I took all my jumpers off and referred to my mobo manual and replugged them all in the make sure they were in the right spots. then i tested my audio. Same problem. I have 14 pins on my jumper set to which my monitor says that 11-14 is right and left line in. I tried with the jumpers on there, tho i was sure ahead of time that would not work. And it did not.

Now i think you named my problem

I do have front panel audio, One out and one mic. and i plugged some headphones into the line out on the front panel and ran my speaker test. and surprise, my rear audio was coming out of the headset. Now i have no other jumpers on the wiring in there, is there any way to disable the front panel audio to my rear panel can work instead?


----------



## Guest (Mar 10, 2006)

That must mean that you actually have your FP wires attached to the jumper block for it to work.

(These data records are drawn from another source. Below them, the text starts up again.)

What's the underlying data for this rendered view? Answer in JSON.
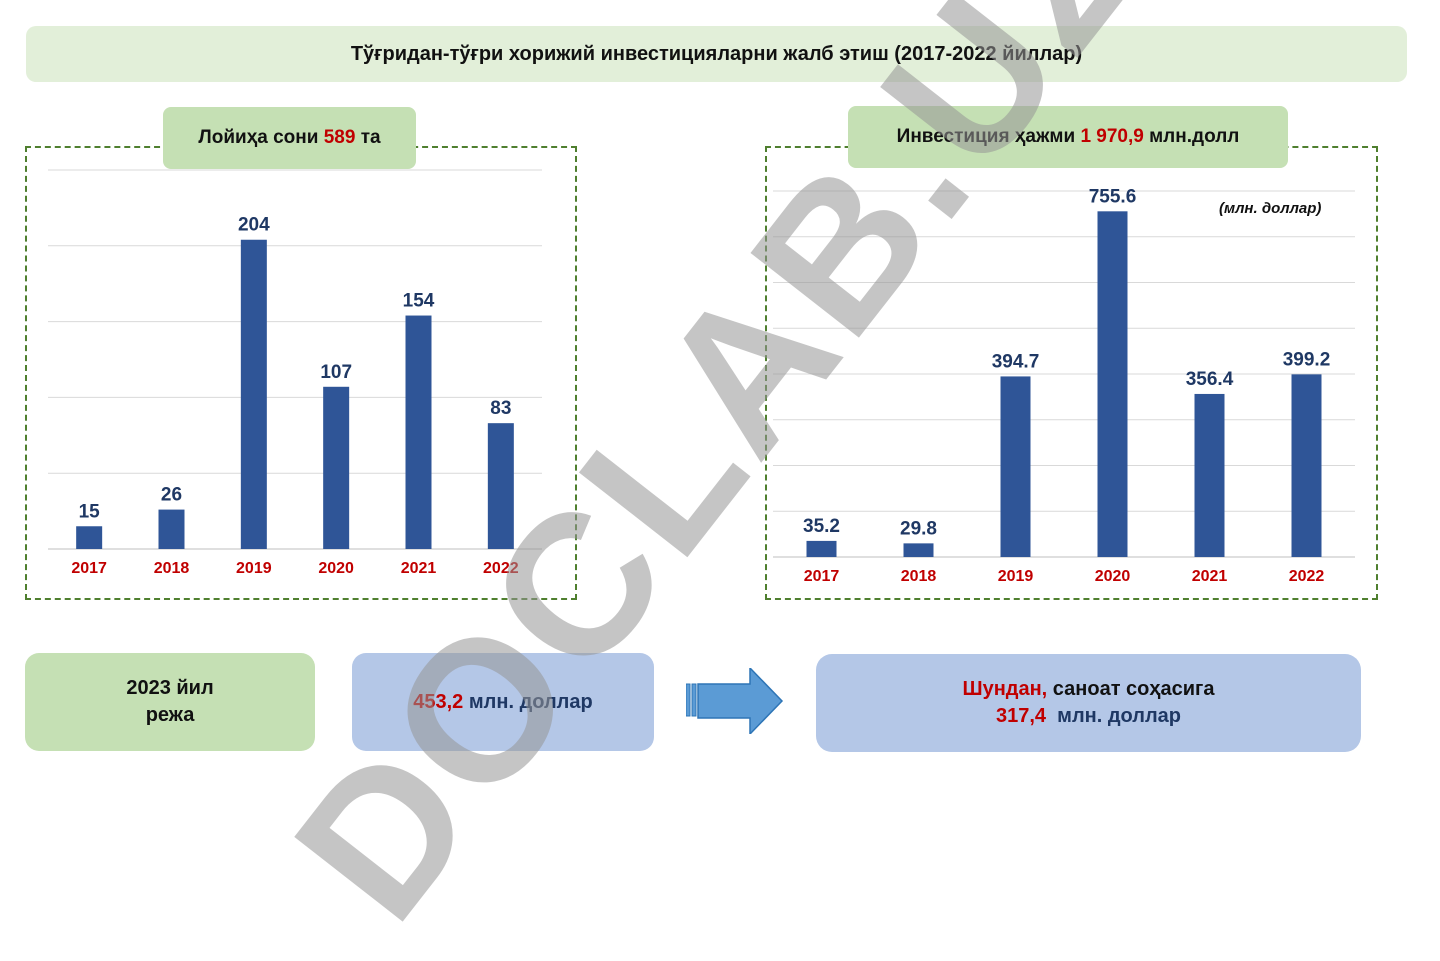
{
  "header": {
    "title": "Тўғридан-тўғри хорижий инвестицияларни жалб этиш (2017-2022 йиллар)"
  },
  "left_panel": {
    "label_prefix": "Лойиҳа сони ",
    "label_value": "589",
    "label_suffix": " та"
  },
  "right_panel": {
    "label_prefix": "Инвестиция ҳажми ",
    "label_value": "1 970,9",
    "label_suffix": " млн.долл",
    "units": "(млн. доллар)"
  },
  "bottom": {
    "plan_line1": "2023 йил",
    "plan_line2": "режа",
    "plan_amount_value": "453,2",
    "plan_amount_unit": " млн. доллар",
    "industry_prefix": "Шундан,",
    "industry_suffix": " саноат соҳасига",
    "industry_value": "317,4",
    "industry_unit": "  млн. доллар"
  },
  "watermark": "DOCLAB.UZ",
  "colors": {
    "bar": "#2f5597",
    "year_label": "#c00000",
    "value_label": "#1f3864",
    "frame": "#4f7f2f"
  },
  "chart_data": [
    {
      "type": "bar",
      "title": "Лойиҳа сони 589 та",
      "categories": [
        "2017",
        "2018",
        "2019",
        "2020",
        "2021",
        "2022"
      ],
      "values": [
        15,
        26,
        204,
        107,
        154,
        83
      ],
      "value_labels": [
        "15",
        "26",
        "204",
        "107",
        "154",
        "83"
      ],
      "ylim": [
        0,
        250
      ],
      "grid": true,
      "xlabel": "",
      "ylabel": ""
    },
    {
      "type": "bar",
      "title": "Инвестиция ҳажми 1 970,9 млн.долл",
      "categories": [
        "2017",
        "2018",
        "2019",
        "2020",
        "2021",
        "2022"
      ],
      "values": [
        35.2,
        29.8,
        394.7,
        755.6,
        356.4,
        399.2
      ],
      "value_labels": [
        "35.2",
        "29.8",
        "394.7",
        "755.6",
        "356.4",
        "399.2"
      ],
      "ylim": [
        0,
        800
      ],
      "grid": true,
      "xlabel": "",
      "ylabel": "(млн. доллар)"
    }
  ]
}
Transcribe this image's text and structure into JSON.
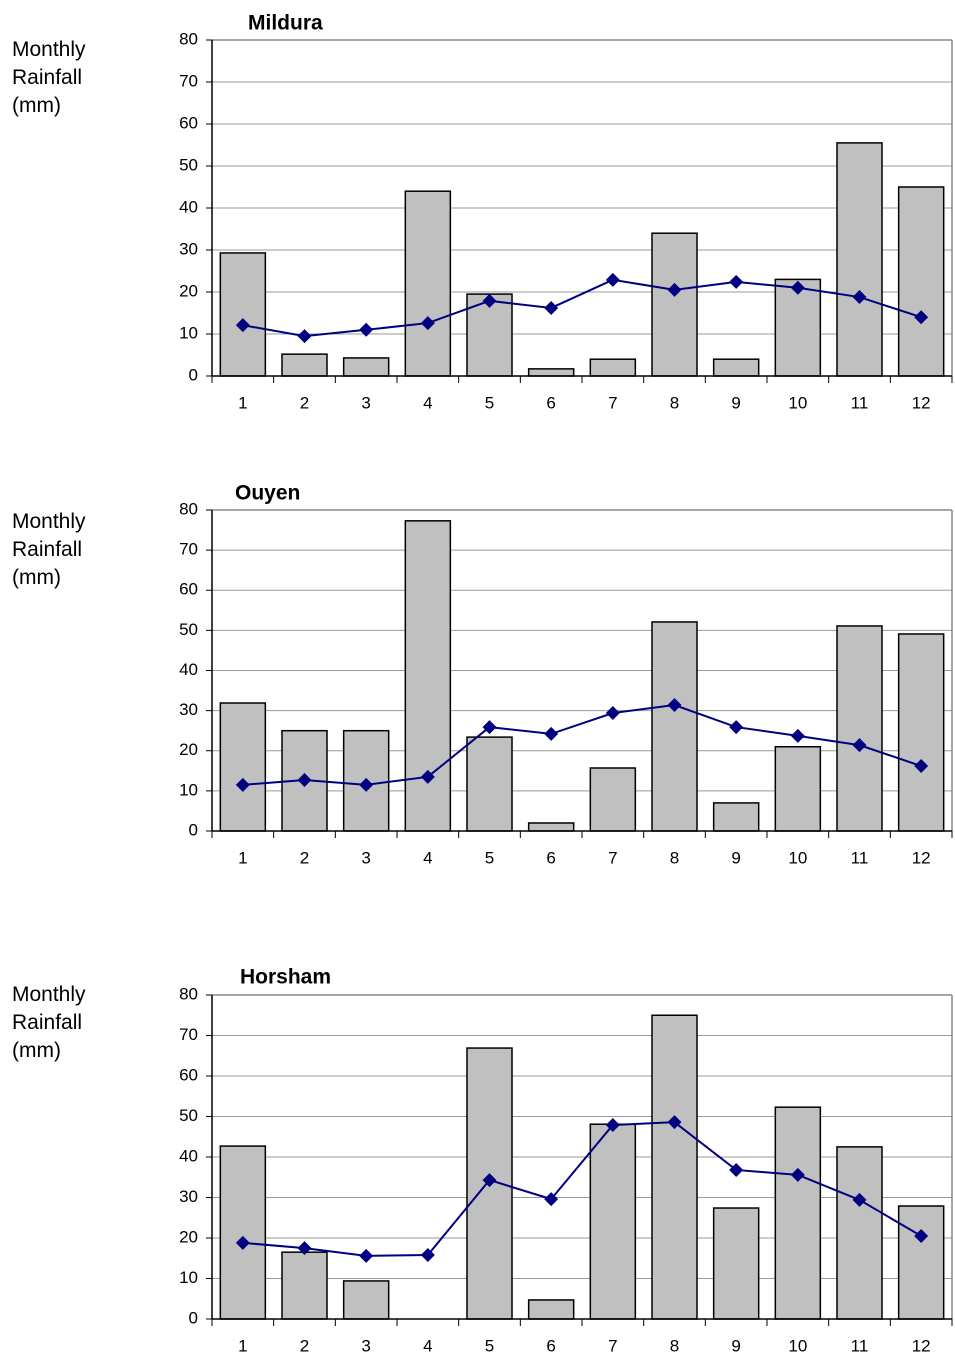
{
  "chart_data": [
    {
      "type": "bar",
      "title": "Mildura",
      "ylabel": "Monthly Rainfall (mm)",
      "categories": [
        "1",
        "2",
        "3",
        "4",
        "5",
        "6",
        "7",
        "8",
        "9",
        "10",
        "11",
        "12"
      ],
      "series": [
        {
          "type": "bar",
          "color": "#c0c0c0",
          "values": [
            29.3,
            5.2,
            4.3,
            44,
            19.5,
            1.7,
            4,
            34,
            4,
            23,
            55.5,
            45
          ]
        },
        {
          "type": "line",
          "color": "#000080",
          "values": [
            12.1,
            9.5,
            11,
            12.6,
            17.9,
            16.2,
            22.9,
            20.5,
            22.4,
            21,
            18.8,
            14
          ]
        }
      ],
      "ylim": [
        0,
        80
      ],
      "yticks": [
        0,
        10,
        20,
        30,
        40,
        50,
        60,
        70,
        80
      ],
      "grid": true
    },
    {
      "type": "bar",
      "title": "Ouyen",
      "ylabel": "Monthly Rainfall (mm)",
      "categories": [
        "1",
        "2",
        "3",
        "4",
        "5",
        "6",
        "7",
        "8",
        "9",
        "10",
        "11",
        "12"
      ],
      "series": [
        {
          "type": "bar",
          "color": "#c0c0c0",
          "values": [
            31.9,
            25,
            25,
            77.3,
            23.4,
            2,
            15.7,
            52.1,
            7,
            21,
            51.1,
            49.1
          ]
        },
        {
          "type": "line",
          "color": "#000080",
          "values": [
            11.5,
            12.7,
            11.5,
            13.5,
            25.9,
            24.2,
            29.4,
            31.4,
            25.9,
            23.7,
            21.4,
            16.2
          ]
        }
      ],
      "ylim": [
        0,
        80
      ],
      "yticks": [
        0,
        10,
        20,
        30,
        40,
        50,
        60,
        70,
        80
      ],
      "grid": true
    },
    {
      "type": "bar",
      "title": "Horsham",
      "ylabel": "Monthly Rainfall (mm)",
      "categories": [
        "1",
        "2",
        "3",
        "4",
        "5",
        "6",
        "7",
        "8",
        "9",
        "10",
        "11",
        "12"
      ],
      "series": [
        {
          "type": "bar",
          "color": "#c0c0c0",
          "values": [
            42.7,
            16.5,
            9.4,
            null,
            66.9,
            4.7,
            48.1,
            75,
            27.4,
            52.3,
            42.5,
            27.9
          ]
        },
        {
          "type": "line",
          "color": "#000080",
          "values": [
            18.8,
            17.5,
            15.6,
            15.8,
            34.3,
            29.6,
            47.9,
            48.6,
            36.8,
            35.6,
            29.4,
            20.5
          ]
        }
      ],
      "ylim": [
        0,
        80
      ],
      "yticks": [
        0,
        10,
        20,
        30,
        40,
        50,
        60,
        70,
        80
      ],
      "grid": true
    }
  ]
}
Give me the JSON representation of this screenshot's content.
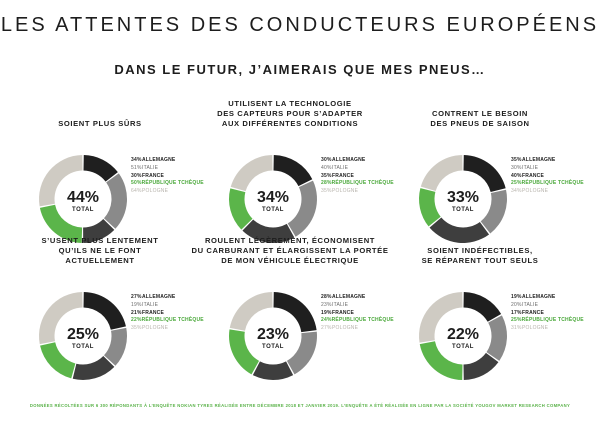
{
  "title": "LES ATTENTES DES CONDUCTEURS EUROPÉENS",
  "subtitle": "DANS LE FUTUR, J’AIMERAIS QUE MES PNEUS…",
  "footer": "DONNÉES RÉCOLTÉES SUR 6 300 RÉPONDANTS À L’ENQUÊTE NOKIAN TYRES RÉALISÉE ENTRE DÉCEMBRE 2018 ET JANVIER 2019. L’ENQUÊTE A ÉTÉ RÉALISÉE EN LIGNE PAR LA SOCIÉTÉ YOUGOV MARKET RESEARCH COMPANY",
  "total_label": "TOTAL",
  "colors": {
    "ALLEMAGNE": "#1f1f1f",
    "ITALIE": "#8a8a8a",
    "FRANCE": "#3e3e3e",
    "RÉPUBLIQUE TCHÈQUE": "#5bb54a",
    "POLOGNE": "#cfcbc3"
  },
  "chart_data": [
    {
      "type": "pie",
      "title": [
        "SOIENT PLUS SÛRS"
      ],
      "total": "44%",
      "series": [
        {
          "name": "ALLEMAGNE",
          "value": 34,
          "label": "34%"
        },
        {
          "name": "ITALIE",
          "value": 51,
          "label": "51%"
        },
        {
          "name": "FRANCE",
          "value": 30,
          "label": "30%"
        },
        {
          "name": "RÉPUBLIQUE TCHÈQUE",
          "value": 50,
          "label": "50%"
        },
        {
          "name": "POLOGNE",
          "value": 64,
          "label": "64%"
        }
      ]
    },
    {
      "type": "pie",
      "title": [
        "UTILISENT LA TECHNOLOGIE",
        "DES CAPTEURS POUR S’ADAPTER",
        "AUX DIFFÉRENTES CONDITIONS"
      ],
      "total": "34%",
      "series": [
        {
          "name": "ALLEMAGNE",
          "value": 30,
          "label": "30%"
        },
        {
          "name": "ITALIE",
          "value": 40,
          "label": "40%"
        },
        {
          "name": "FRANCE",
          "value": 35,
          "label": "35%"
        },
        {
          "name": "RÉPUBLIQUE TCHÈQUE",
          "value": 28,
          "label": "28%"
        },
        {
          "name": "POLOGNE",
          "value": 35,
          "label": "35%"
        }
      ]
    },
    {
      "type": "pie",
      "title": [
        "CONTRENT LE BESOIN",
        "DES PNEUS DE SAISON"
      ],
      "total": "33%",
      "series": [
        {
          "name": "ALLEMAGNE",
          "value": 35,
          "label": "35%"
        },
        {
          "name": "ITALIE",
          "value": 30,
          "label": "30%"
        },
        {
          "name": "FRANCE",
          "value": 40,
          "label": "40%"
        },
        {
          "name": "RÉPUBLIQUE TCHÈQUE",
          "value": 25,
          "label": "25%"
        },
        {
          "name": "POLOGNE",
          "value": 34,
          "label": "34%"
        }
      ]
    },
    {
      "type": "pie",
      "title": [
        "S’USENT PLUS LENTEMENT",
        "QU’ILS NE LE FONT",
        "ACTUELLEMENT"
      ],
      "total": "25%",
      "series": [
        {
          "name": "ALLEMAGNE",
          "value": 27,
          "label": "27%"
        },
        {
          "name": "ITALIE",
          "value": 19,
          "label": "19%"
        },
        {
          "name": "FRANCE",
          "value": 21,
          "label": "21%"
        },
        {
          "name": "RÉPUBLIQUE TCHÈQUE",
          "value": 22,
          "label": "22%"
        },
        {
          "name": "POLOGNE",
          "value": 35,
          "label": "35%"
        }
      ]
    },
    {
      "type": "pie",
      "title": [
        "ROULENT LÉGÈREMENT, ÉCONOMISENT",
        "DU CARBURANT ET ÉLARGISSENT LA PORTÉE",
        "DE MON VÉHICULE ÉLECTRIQUE"
      ],
      "total": "23%",
      "series": [
        {
          "name": "ALLEMAGNE",
          "value": 28,
          "label": "28%"
        },
        {
          "name": "ITALIE",
          "value": 23,
          "label": "23%"
        },
        {
          "name": "FRANCE",
          "value": 19,
          "label": "19%"
        },
        {
          "name": "RÉPUBLIQUE TCHÈQUE",
          "value": 24,
          "label": "24%"
        },
        {
          "name": "POLOGNE",
          "value": 27,
          "label": "27%"
        }
      ]
    },
    {
      "type": "pie",
      "title": [
        "SOIENT INDÉFECTIBLES,",
        "SE RÉPARENT TOUT SEULS"
      ],
      "total": "22%",
      "series": [
        {
          "name": "ALLEMAGNE",
          "value": 19,
          "label": "19%"
        },
        {
          "name": "ITALIE",
          "value": 20,
          "label": "20%"
        },
        {
          "name": "FRANCE",
          "value": 17,
          "label": "17%"
        },
        {
          "name": "RÉPUBLIQUE TCHÈQUE",
          "value": 25,
          "label": "25%"
        },
        {
          "name": "POLOGNE",
          "value": 31,
          "label": "31%"
        }
      ]
    }
  ]
}
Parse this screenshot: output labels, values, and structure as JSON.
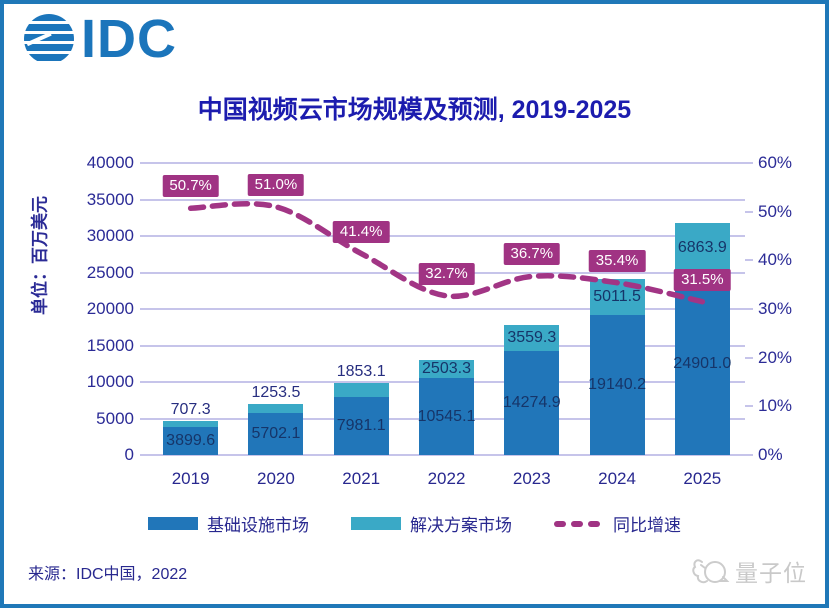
{
  "logo": {
    "text": "IDC"
  },
  "title": "中国视频云市场规模及预测, 2019-2025",
  "source": "来源：IDC中国，2022",
  "watermark": {
    "text": "量子位",
    "icon": "qbitai-bird-icon"
  },
  "colors": {
    "infra": "#2176b9",
    "solution": "#3aa9c6",
    "growth": "#a23585",
    "label_box": "#a03383",
    "grid": "#c6c4ea",
    "axis_text": "#2b2b96",
    "title_text": "#1c1cae",
    "border": "#1f78b8",
    "logo_blue": "#1b75bb",
    "watermark_gray": "#c9c9c9"
  },
  "chart_data": {
    "type": "bar",
    "subtype": "stacked-bar-with-line",
    "title": "中国视频云市场规模及预测, 2019-2025",
    "categories": [
      "2019",
      "2020",
      "2021",
      "2022",
      "2023",
      "2024",
      "2025"
    ],
    "series": [
      {
        "name": "基础设施市场",
        "kind": "bar",
        "axis": "left",
        "values": [
          3899.6,
          5702.1,
          7981.1,
          10545.1,
          14274.9,
          19140.2,
          24901.0
        ]
      },
      {
        "name": "解决方案市场",
        "kind": "bar",
        "axis": "left",
        "values": [
          707.3,
          1253.5,
          1853.1,
          2503.3,
          3559.3,
          5011.5,
          6863.9
        ]
      },
      {
        "name": "同比增速",
        "kind": "line",
        "axis": "right",
        "suffix": "%",
        "values": [
          50.7,
          51.0,
          41.4,
          32.7,
          36.7,
          35.4,
          31.5
        ]
      }
    ],
    "xlabel": "",
    "ylabel": "单位：百万美元",
    "ylim": [
      0,
      40000
    ],
    "ytick_step": 5000,
    "y2lim": [
      0,
      60
    ],
    "y2tick_step": 10,
    "y2suffix": "%",
    "grid": true,
    "legend_position": "bottom"
  }
}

Usually both the back audio and FP audio will work if you have the FP audio connectors on the jumper block (but that's not always the case). For you to actually disable your front panel audio you would need to remove the case connectors from that jumper block and install the normal two jumper pins on the on the mobo where they belong according to the manual. Also if you find this does not work correctly i would experiment - it sounds like it might be mislabled in the manual for back-panel audio. I bet if you experiment with the jumpers you'll get it working.


----------



## Shades240 (Aug 1, 2008)

In my experience I have found that there is a option in the setting that you may need to switch in order for the front and the back to work together. When you plug your speakers in is there an auto pop up that runs a speaker detection? with the Realtek auto detection you can click on the orange speaker icon in the bottom right corner. from there click on the audio I/O tab at the top. from there Click on that Analog Wrench. there may be three different things here that can be checked. Make sure they are all checked. The top one should be Disable front panel jack detection. Make sure this is checked. This will make sure the front and the rear jacks work together. It sounds like it would disable the front jacks but it does just the opposite it make the two work together. also make sure that the speaker set is set to the type of speakers that you are running. If you are running a 5.1 speaker set then you want to set the speaker set to 6CH Speakers. if is only on 2CH Speakers then you will not be able to here the rear speakers. I hope that this helps.


----------